Appointing an Executor
Your executor will be your personal legal representative when you die and should be chosen with care.
An executor’s responsibilities include arranging your funeral, collecting debts owed, claiming under any insurance policies, protecting your assets until distribution, obtaining probate, ensuring assets are distributed according to the Will and filing estate returns.
If the Will is disputed or a family provision claim is made, your executor will be responsible for dealing with the dispute and giving instructions to legal representatives. The person you appoint should be willing to accept the role and, although usually guided by a lawyer, your executor should have the confidence, capacity, and experience to fulfil the position.
Powers of Attorney and advance care planning
While planning your estate, we recommend that you consider proactive measures to plan for any future incapacity. A power of attorney is a legal document authorising a person (the appointed attorney) to act on another person’s (the principal’s) behalf.

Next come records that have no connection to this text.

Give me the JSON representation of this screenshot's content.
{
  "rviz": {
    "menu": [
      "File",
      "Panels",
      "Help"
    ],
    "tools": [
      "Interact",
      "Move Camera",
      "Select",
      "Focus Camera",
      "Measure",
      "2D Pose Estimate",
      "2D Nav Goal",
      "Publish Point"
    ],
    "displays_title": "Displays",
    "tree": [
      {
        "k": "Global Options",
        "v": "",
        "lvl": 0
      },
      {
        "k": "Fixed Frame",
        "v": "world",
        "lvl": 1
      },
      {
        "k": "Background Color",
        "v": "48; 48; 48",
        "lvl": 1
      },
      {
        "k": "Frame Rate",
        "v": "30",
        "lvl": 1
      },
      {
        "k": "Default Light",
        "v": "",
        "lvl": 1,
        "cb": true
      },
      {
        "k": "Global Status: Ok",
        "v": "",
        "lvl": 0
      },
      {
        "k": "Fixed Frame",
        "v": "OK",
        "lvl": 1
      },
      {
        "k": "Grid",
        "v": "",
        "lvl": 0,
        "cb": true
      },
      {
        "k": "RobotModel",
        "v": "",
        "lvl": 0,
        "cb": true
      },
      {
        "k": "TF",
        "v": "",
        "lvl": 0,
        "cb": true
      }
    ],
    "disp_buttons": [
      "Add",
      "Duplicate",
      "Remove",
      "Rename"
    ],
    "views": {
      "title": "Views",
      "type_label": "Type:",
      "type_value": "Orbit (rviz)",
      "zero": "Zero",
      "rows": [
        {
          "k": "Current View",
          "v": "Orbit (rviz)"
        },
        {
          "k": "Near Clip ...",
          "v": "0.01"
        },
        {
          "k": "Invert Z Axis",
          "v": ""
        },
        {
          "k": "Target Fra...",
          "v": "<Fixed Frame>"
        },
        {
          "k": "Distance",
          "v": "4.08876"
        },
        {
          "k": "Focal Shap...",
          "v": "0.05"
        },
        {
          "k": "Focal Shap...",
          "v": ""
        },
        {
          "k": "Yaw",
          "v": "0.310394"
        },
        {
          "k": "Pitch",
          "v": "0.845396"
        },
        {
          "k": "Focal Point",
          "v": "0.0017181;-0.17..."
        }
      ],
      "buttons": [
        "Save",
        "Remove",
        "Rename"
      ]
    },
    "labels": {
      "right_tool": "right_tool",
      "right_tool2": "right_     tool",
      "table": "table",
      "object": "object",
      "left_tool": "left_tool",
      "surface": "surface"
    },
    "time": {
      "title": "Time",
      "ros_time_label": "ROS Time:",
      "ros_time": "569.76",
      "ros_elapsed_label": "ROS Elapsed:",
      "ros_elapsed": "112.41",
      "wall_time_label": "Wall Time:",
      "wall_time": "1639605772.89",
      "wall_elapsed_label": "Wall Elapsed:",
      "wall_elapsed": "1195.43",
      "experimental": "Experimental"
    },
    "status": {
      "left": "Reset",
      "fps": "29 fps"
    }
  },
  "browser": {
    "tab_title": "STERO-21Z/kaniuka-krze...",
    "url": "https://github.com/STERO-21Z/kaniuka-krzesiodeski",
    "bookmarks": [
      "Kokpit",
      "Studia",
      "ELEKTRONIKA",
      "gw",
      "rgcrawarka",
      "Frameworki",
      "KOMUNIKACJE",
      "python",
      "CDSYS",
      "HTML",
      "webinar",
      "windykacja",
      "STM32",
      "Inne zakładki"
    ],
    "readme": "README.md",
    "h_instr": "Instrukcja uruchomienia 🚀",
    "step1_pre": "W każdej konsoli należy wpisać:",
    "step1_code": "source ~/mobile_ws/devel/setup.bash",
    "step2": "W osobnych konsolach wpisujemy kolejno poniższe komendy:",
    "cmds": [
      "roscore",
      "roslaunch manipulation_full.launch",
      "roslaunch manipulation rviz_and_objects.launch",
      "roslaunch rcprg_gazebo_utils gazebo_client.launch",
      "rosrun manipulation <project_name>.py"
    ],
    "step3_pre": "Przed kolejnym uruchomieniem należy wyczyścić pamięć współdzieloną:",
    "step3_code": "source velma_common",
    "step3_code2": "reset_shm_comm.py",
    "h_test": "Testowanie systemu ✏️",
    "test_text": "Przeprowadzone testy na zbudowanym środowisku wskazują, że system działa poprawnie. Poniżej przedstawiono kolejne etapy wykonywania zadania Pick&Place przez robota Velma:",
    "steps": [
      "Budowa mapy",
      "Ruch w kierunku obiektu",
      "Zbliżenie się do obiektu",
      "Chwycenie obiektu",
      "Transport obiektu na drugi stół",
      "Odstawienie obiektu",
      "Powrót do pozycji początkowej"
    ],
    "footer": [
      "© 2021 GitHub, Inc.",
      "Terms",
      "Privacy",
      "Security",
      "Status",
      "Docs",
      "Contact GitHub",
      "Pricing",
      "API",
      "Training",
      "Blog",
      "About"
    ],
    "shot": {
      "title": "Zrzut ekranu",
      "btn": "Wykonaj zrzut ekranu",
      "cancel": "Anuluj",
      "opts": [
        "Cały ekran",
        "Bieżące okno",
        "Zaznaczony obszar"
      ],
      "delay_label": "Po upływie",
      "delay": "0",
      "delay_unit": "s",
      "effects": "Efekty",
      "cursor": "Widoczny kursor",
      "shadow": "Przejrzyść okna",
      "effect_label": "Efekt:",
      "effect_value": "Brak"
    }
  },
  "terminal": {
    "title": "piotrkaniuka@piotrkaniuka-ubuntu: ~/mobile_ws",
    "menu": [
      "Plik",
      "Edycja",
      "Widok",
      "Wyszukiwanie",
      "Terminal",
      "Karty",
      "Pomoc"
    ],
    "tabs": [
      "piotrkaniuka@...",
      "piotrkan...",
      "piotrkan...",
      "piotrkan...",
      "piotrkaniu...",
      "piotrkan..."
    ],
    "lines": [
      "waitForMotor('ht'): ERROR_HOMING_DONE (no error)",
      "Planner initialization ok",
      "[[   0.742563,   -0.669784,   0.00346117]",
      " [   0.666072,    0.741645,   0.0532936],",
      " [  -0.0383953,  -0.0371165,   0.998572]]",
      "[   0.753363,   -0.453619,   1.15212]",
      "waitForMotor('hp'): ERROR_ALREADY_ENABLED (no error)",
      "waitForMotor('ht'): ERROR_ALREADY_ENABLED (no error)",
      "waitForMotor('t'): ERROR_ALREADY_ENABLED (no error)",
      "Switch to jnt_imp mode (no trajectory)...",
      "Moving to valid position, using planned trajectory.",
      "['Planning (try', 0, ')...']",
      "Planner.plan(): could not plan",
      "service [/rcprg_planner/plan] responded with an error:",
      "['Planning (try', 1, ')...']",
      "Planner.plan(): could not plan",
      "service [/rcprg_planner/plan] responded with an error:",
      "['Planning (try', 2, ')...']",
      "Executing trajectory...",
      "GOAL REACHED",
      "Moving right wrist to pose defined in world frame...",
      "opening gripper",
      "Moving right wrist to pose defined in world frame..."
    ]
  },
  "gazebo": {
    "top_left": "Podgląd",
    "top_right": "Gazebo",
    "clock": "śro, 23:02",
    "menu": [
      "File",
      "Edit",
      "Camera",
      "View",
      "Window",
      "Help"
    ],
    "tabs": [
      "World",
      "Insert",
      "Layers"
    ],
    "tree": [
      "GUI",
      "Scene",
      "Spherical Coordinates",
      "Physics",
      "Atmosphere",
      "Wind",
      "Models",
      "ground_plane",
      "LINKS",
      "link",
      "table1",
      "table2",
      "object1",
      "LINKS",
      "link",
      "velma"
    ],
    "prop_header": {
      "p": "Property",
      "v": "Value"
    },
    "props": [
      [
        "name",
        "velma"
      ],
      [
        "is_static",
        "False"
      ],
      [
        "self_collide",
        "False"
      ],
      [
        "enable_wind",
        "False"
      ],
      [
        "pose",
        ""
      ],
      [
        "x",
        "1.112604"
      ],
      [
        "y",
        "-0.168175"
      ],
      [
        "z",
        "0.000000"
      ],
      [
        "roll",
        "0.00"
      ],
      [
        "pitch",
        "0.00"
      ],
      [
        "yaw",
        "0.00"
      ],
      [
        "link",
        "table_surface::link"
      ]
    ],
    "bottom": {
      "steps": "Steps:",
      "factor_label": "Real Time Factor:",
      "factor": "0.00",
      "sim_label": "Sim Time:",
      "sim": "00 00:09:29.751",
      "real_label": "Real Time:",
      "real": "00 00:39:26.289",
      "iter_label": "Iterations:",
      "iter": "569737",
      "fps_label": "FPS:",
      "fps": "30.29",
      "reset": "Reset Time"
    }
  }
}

Depending on the type of power given, the attorney may make financial, legal and/or personal decisions for the principal.
Powers of attorney are useful if you are planning to go overseas, suffer from poor health, or reach a stage in your life when you need extra help to manage your affairs. You can determine the extent of authority you wish to give to your attorney, the time that the authority starts, and the nature of decisions your attorney can make will depend on the type of document you sign.
It is important to discuss your options with a lawyer as the position of an attorney is one of great responsibility. We can explain the benefits of granting a power of attorney and recommend the appropriate type for your circumstances.
We recommend you also think about what medical treatment you would like to receive if you are not able to make those decisions yourself. This is referred to as advance care and medical treatment planning and forms another important part of your overall estate planning.
Aged care advice – retirement villages
It is important to understand the lifestyle, legal and financial implications when considering retirement village living or entry into an aged care facility. These decisions are often made with the assistance of family members and a legal / financial advisor. Retirement villages are operated by private enterprises or community organisations with accommodation and service levels varying significantly between each. Laws in each state govern the relationship between operators and residents and set out the legal and disclosure requirements of operators.
Having a valid Will, protecting your assets and ensuring your retirement and beyond is as comfortable and fulfilling as possible, and that future medical and lifestyle decisions reflect your values are important issues for all of us.